Юный Натуралист 1972-04, страница 54

Юный Натуралист 1972-04, страница 54

I

53

Здесь, на вырубке, возле низкого, но широкого, как дот, пня, догнивает неподъемный кряж — часть ствола некогда могучей ели.

На этом пне удобно разложить еду, а рядом затеплить костер, сесть и напиться чаю; потом, отдыхая, мечтать, привалившись к частым, упругим ветвям ивняка.

Тут же около пня в кучу сложены шпалы давнишнего лесовозного уса — временной узкоколейной дороги. Старые, забытые шпалы часто выручают меня: они долго горят, согревая в холодные ночи.

Я снимаю рюкзак, достаю чайник, еду, записную книжку и сажусь на еловый кряж.

Передо мною тлеет закат. Там увалами идут облака. Они приглушают отблески зари, затемняя и остальную часть неба, и потому уже видны первые ранние, пока еще бледные, крупные звезды.

На вырубке тепло — не то что в лесу. Там в густых ельниках все еще лоскутами лежит снег, а на нем следы: лисьи цепи, заячьи столбики. А вокруг — лужи, лужи...

Идешь днем по раскисшей лесной дороге — топко, жарко. Вынешь на ходу из карманчика рюкзака кружку, зачерпнешь воды, что от снежного сугробчика натекает в чистую лужицу, глотнешь — и заноют зубы.

Рядом же, в трех шагах, —■ другая чистая лужица. Она уже успела согреться и солнцем, и оттаивающей землею; из нее свободно напьешься, и потом так легко станет идти!

Звезд высыпает все больше, и светят они ярче. И луна тоже стала светлее. Свет заливает поляны, кусты; от одиночных деревьев, пней и сушин падают тени. Даже за карандашом по записной книжке тенью двигается темный колышек.

Неожиданно за спиною я улавливаю мягкий шелест крыльев. Вот он близится, вот уже и над самой головою...

Смотрю вслед затихающему шелесту и вижу двух молчаливо снижающихся вальдшнепов. Птицы садятся среди кустов в тридцати-сорока метрах от меня, и почти

тотчас над тем местом поднимаются две другие птицы. Это совы.

Они затевают игру: часто-часто хлопают крыльями, при этом складывая их не над собою, как это обычно делают голуби, а внизу, под грудью. Крыльями же издают прерывистые глухие звуки. Птицы еще и покрикивают: в их крике слышатся жалоба, горькая обида.
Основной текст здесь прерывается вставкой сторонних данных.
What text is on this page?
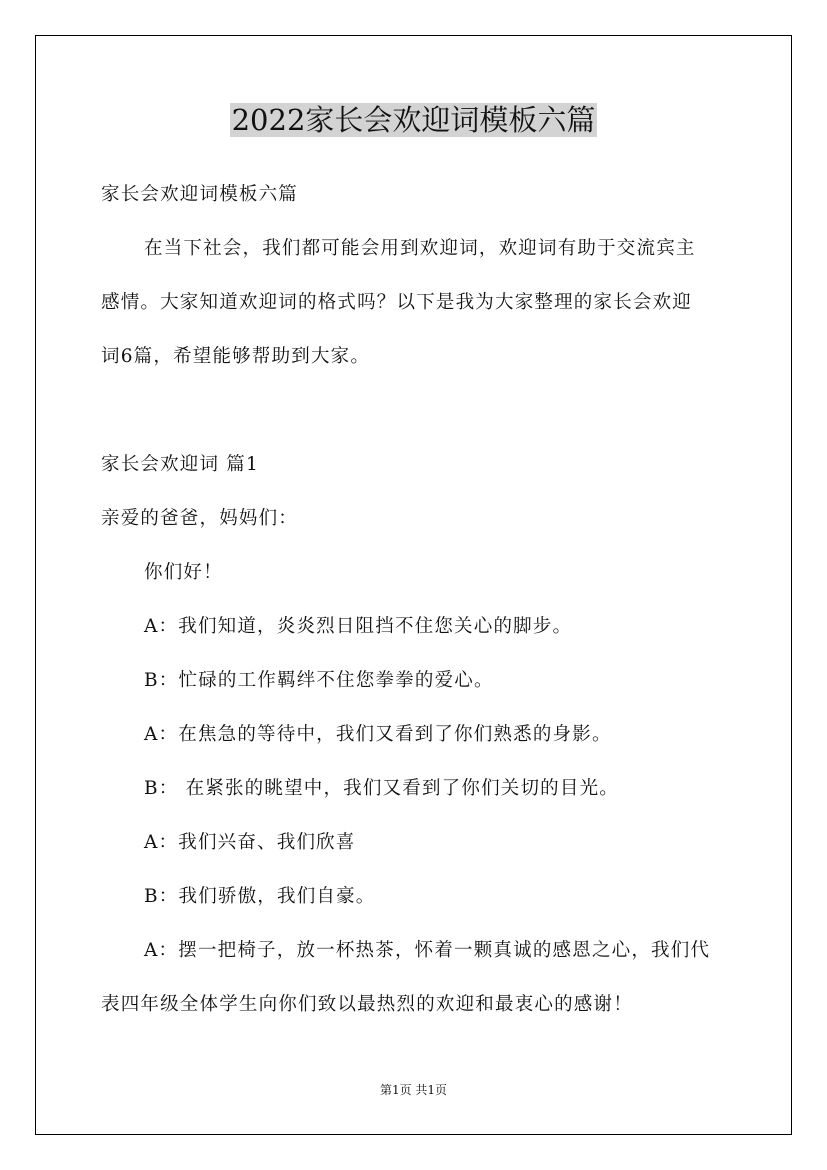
2022家长会欢迎词模板六篇
家长会欢迎词模板六篇
在当下社会，我们都可能会用到欢迎词，欢迎词有助于交流宾主
感情。大家知道欢迎词的格式吗？以下是我为大家整理的家长会欢迎
词6篇，希望能够帮助到大家。
家长会欢迎词 篇1
亲爱的爸爸，妈妈们：
你们好！
A：我们知道，炎炎烈日阻挡不住您关心的脚步。
B：忙碌的工作羁绊不住您拳拳的爱心。
A：在焦急的等待中，我们又看到了你们熟悉的身影。
B： 在紧张的眺望中，我们又看到了你们关切的目光。
A：我们兴奋、我们欣喜
B：我们骄傲，我们自豪。
A：摆一把椅子，放一杯热茶，怀着一颗真诚的感恩之心，我们代
表四年级全体学生向你们致以最热烈的欢迎和最衷心的感谢！
第1页 共1页
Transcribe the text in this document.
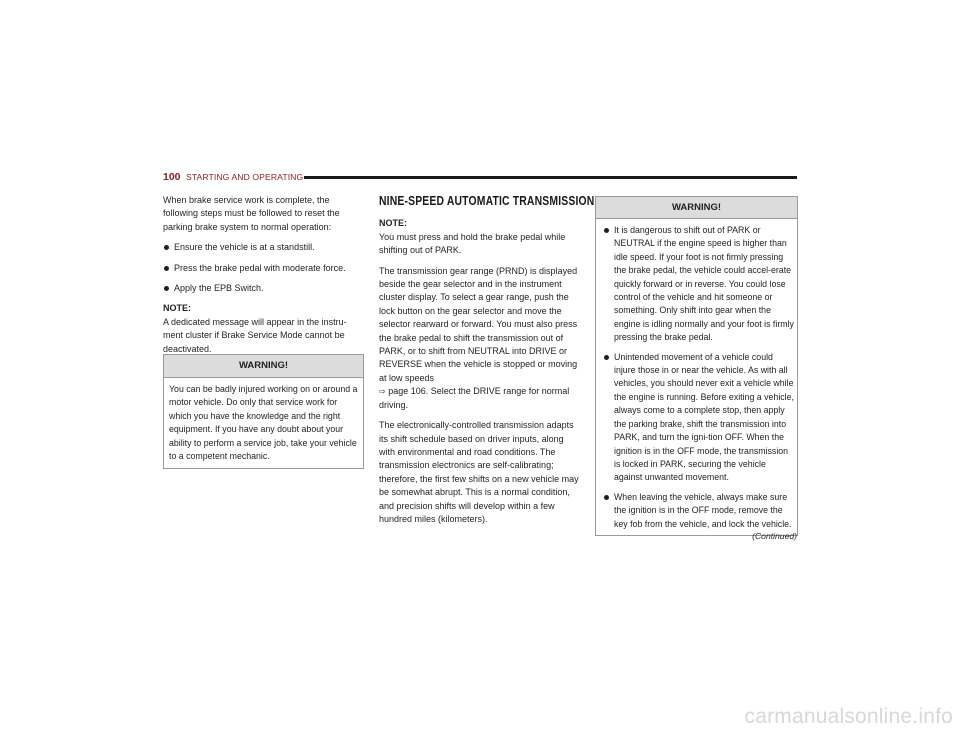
100 STARTING AND OPERATING

When brake service work is complete, the following steps must be followed to reset the parking brake system to normal operation:

Ensure the vehicle is at a standstill.
Press the brake pedal with moderate force.
Apply the EPB Switch.

NOTE:

A dedicated message will appear in the instru-ment cluster if Brake Service Mode cannot be deactivated.

WARNING!
You can be badly injured working on or around a motor vehicle. Do only that service work for which you have the knowledge and the right equipment. If you have any doubt about your ability to perform a service job, take your vehicle to a competent mechanic.
NINE-SPEED AUTOMATIC TRANSMISSION

NOTE:

You must press and hold the brake pedal while shifting out of PARK.

The transmission gear range (PRND) is displayed beside the gear selector and in the instrument cluster display. To select a gear range, push the lock button on the gear selector and move the selector rearward or forward. You must also press the brake pedal to shift the transmission out of PARK, or to shift from NEUTRAL into DRIVE or REVERSE when the vehicle is stopped or moving at low speeds
⇨ page 106. Select the DRIVE range for normal driving.

The electronically-controlled transmission adapts its shift schedule based on driver inputs, along with environmental and road conditions. The transmission electronics are self-calibrating; therefore, the first few shifts on a new vehicle may be somewhat abrupt. This is a normal condition, and precision shifts will develop within a few hundred miles (kilometers).

WARNING!
It is dangerous to shift out of PARK or NEUTRAL if the engine speed is higher than idle speed. If your foot is not firmly pressing the brake pedal, the vehicle could accel-erate quickly forward or in reverse. You could lose control of the vehicle and hit someone or something. Only shift into gear when the engine is idling normally and your foot is firmly pressing the brake pedal.
Unintended movement of a vehicle could injure those in or near the vehicle. As with all vehicles, you should never exit a vehicle while the engine is running. Before exiting a vehicle, always come to a complete stop, then apply the parking brake, shift the transmission into PARK, and turn the igni-tion OFF. When the ignition is in the OFF mode, the transmission is locked in PARK, securing the vehicle against unwanted movement.
When leaving the vehicle, always make sure the ignition is in the OFF mode, remove the key fob from the vehicle, and lock the vehicle.
(Continued)
carmanualsonline.info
Вот в старом еловом острове ухает филин, и где-то вдали, точно заклиная, чуфы-чет тетерев. Турлукают по дорожным лужам и в низине, по ручью, лягушки. Шуршат сухими былинками и листьями под еловым кряжем мыши. И тянутся, тянутся минуты зазорья: и не вечер уже, и еще не ночь.

Шел я среди давних вырубок по шпалам узкоколейной дороги. Приближался к реденькому небольшому леску.
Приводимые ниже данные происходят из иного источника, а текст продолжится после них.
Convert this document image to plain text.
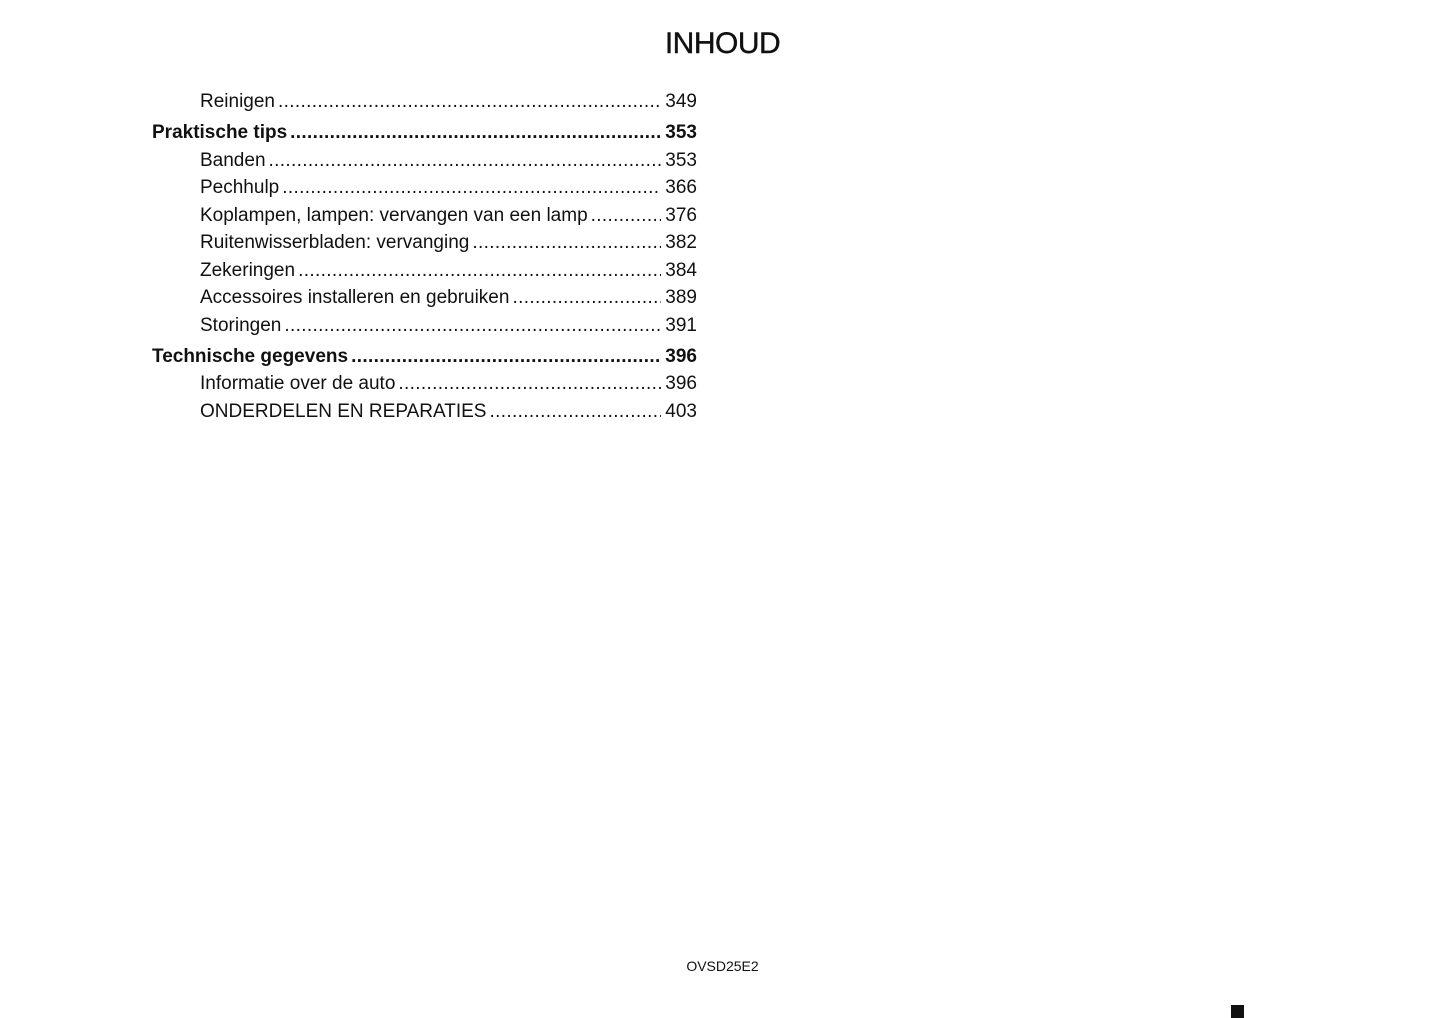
INHOUD
Reinigen .....	349
Praktische tips .....	353
Banden .....	353
Pechhulp .....	366
Koplampen, lampen: vervangen van een lamp .....	376
Ruitenwisserbladen: vervanging .....	382
Zekeringen .....	384
Accessoires installeren en gebruiken .....	389
Storingen .....	391
Technische gegevens .....	396
Informatie over de auto .....	396
ONDERDELEN EN REPARATIES .....	403
OVSD25E2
Там, на одинокой старой березе, высвистывая резко и звонко, с верещанием пел дрозд-белобровик.

Подойдя ближе, я остановился.

Дрозд умолк.

Я смирил дыхание, прислушался и уловил еще звук — струящийся гомон ручья.

Ручей бежал возле старого дерева, на котором только что пел дрозд-белобровик.

Я посмотрел вверх.

На самой вершине березы, заломленной когда-то не то ветром, не то снежной нависью, сидела эта и вправду белобровая птица.

Стал рассматривать ее... И вдруг услышал донесшееся с вырубки веселое бормотание тетерева.

Гомон ручья и тетеревиная песня удивительно живо слились — и потек знакомый с детства песенный переговор весенней воды с тетеревом-косачом.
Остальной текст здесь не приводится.